E portanto, pode ter sido em parte a isso que os médicos se estavam a referir quando disseram que eras demasiado inteligente para ser autista. Mas também é difícil separar o facto de se tratar de uma distribuição e o mero facto de teres dificuldades na comunicação social… Interessavas-te por coisas?
Chloe — Sim.
Dr. Jordan —Interessavas-te por coisas? E por matemática?
Chloe — O que queremos dizer com isso?
Dr. Jordan — Interessas-te mais por matemática ou a tua orientação é mais literária?
Chloe – Sem dúvida, mais literária e também sou um pouco artista, sempre gostei de desenhar desde muito nova, desde que me lembro.
Dr. Jordan – O que fazes em termos de passatempos, se estiveres sozinha? Em que tipo de actividades te envolverias?
Chloe – Normalmente, ilustração ou videojogos.

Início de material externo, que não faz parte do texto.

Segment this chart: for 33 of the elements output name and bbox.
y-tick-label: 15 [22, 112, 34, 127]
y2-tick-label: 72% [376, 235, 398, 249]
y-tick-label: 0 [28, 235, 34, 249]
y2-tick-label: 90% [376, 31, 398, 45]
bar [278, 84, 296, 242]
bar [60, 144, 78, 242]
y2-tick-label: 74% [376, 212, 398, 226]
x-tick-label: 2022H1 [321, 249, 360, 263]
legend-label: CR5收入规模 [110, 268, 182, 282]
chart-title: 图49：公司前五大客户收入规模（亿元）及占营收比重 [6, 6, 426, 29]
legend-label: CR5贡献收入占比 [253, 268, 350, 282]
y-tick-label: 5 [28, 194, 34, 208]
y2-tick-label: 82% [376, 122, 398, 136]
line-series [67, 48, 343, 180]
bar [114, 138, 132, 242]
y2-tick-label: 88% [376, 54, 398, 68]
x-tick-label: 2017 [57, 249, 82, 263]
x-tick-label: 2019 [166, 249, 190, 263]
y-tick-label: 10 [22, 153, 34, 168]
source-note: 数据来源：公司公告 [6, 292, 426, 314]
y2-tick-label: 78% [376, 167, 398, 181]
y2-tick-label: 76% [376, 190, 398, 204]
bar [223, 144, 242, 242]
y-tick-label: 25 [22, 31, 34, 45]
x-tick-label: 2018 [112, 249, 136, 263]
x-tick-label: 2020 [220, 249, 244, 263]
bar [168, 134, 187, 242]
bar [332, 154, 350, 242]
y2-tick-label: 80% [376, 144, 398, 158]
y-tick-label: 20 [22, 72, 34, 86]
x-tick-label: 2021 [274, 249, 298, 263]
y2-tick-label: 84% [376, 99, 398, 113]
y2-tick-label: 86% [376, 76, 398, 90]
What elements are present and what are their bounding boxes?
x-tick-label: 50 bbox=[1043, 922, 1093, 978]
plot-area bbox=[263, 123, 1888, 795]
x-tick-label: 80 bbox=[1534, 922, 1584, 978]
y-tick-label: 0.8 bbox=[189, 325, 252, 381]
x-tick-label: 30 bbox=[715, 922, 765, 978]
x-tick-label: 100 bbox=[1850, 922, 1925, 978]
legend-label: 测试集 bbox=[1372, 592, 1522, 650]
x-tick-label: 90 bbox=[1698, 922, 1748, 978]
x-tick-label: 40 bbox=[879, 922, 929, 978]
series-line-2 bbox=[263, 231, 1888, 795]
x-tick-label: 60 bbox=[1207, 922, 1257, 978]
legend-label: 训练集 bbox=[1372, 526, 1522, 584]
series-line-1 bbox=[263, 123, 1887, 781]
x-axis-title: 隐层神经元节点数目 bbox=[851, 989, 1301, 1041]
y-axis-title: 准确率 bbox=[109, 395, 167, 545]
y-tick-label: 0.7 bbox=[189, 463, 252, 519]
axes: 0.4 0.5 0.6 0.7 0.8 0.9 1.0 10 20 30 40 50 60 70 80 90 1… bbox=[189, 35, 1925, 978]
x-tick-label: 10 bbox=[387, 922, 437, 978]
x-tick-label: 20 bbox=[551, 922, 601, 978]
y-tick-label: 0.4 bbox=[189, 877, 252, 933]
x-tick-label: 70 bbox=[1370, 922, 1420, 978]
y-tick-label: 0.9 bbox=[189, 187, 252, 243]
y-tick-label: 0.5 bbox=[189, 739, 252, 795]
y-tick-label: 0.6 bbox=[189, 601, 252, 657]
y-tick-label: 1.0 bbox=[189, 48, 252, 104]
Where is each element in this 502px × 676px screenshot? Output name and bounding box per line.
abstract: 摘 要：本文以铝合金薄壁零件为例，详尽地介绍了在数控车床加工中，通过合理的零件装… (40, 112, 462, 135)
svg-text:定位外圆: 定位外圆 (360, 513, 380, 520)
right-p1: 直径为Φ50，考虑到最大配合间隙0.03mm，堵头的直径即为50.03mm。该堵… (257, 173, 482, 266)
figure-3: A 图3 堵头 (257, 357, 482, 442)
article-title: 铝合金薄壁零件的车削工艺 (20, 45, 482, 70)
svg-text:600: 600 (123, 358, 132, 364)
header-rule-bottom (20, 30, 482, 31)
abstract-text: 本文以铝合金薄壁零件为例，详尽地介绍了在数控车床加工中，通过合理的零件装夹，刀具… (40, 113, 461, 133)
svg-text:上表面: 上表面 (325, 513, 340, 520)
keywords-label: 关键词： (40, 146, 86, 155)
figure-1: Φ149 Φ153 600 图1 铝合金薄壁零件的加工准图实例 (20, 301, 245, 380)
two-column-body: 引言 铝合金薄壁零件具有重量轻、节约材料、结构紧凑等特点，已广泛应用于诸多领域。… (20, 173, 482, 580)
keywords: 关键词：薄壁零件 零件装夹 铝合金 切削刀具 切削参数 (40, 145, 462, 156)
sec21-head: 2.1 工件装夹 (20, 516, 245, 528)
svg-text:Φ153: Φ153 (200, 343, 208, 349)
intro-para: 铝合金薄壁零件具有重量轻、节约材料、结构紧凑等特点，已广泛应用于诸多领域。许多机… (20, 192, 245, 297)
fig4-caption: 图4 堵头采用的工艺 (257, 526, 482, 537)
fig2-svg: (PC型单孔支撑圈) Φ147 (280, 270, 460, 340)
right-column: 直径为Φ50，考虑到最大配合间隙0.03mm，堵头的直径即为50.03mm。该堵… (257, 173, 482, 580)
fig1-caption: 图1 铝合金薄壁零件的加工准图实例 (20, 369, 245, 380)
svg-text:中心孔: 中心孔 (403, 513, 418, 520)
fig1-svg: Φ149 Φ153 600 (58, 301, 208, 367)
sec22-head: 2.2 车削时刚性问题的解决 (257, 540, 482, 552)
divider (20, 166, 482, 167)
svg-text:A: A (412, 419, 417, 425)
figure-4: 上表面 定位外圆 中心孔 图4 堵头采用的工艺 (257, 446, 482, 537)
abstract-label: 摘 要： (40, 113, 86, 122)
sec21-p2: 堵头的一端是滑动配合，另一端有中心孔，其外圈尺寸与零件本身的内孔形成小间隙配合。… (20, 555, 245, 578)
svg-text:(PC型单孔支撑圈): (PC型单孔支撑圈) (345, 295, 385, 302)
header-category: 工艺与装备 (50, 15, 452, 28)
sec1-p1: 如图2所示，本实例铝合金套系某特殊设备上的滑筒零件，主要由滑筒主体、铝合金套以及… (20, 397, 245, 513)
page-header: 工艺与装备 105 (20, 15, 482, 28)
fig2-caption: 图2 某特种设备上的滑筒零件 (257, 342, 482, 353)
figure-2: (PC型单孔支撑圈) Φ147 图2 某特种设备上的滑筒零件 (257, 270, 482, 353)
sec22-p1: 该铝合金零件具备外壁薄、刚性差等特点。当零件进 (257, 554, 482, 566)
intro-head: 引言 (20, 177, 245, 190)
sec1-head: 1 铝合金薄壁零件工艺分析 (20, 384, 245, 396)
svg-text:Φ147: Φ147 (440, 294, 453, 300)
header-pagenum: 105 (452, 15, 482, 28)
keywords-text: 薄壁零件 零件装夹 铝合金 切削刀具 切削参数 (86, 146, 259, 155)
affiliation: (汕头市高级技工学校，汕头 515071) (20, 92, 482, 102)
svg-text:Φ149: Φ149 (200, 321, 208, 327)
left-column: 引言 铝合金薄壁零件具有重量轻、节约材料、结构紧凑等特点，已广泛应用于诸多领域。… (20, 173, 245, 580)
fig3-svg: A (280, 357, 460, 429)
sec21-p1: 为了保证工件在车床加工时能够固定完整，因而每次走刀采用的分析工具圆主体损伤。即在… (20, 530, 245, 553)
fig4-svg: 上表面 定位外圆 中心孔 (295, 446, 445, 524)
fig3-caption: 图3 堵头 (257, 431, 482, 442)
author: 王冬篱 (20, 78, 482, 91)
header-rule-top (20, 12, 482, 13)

Dr. Jordan – E, portanto, consideras-te uma pessoa criativa?
Chloe – Sim.
Dr. Jordan — Porque isso também é relevante, porque a criatividade está associada a este traço de personalidade, a abertura, e as pessoas abertas têm identidades bastante mutáveis. É uma espécie de característica distintiva de se ser criativo, certo? Uma pessoa criativa não é assim tão estável na sua identidade, e não me refiro a emoções negativas, mas sim ao facto de poder ser uma pessoa ou outra, de estar sempre a mudar. Essa mutabilidade faz parte do ser criativo. E, portanto, na tua situação, se tinhas dificuldades sociais, se tinhas níveis elevados de emoções negativas, se te caracterizavas por uma auto-consciência corporal e eras criativa, então és uma boa candidata à ideia de que o teu género pode não estar devidamente alinhado com a tua fisiologia. Tens todos os factores de risco, por assim dizer, que colocariam alguém nessa categoria.
Então, quando tinhas 12 anos começaste a fazer terapia, porquê e o que é que aconteceu?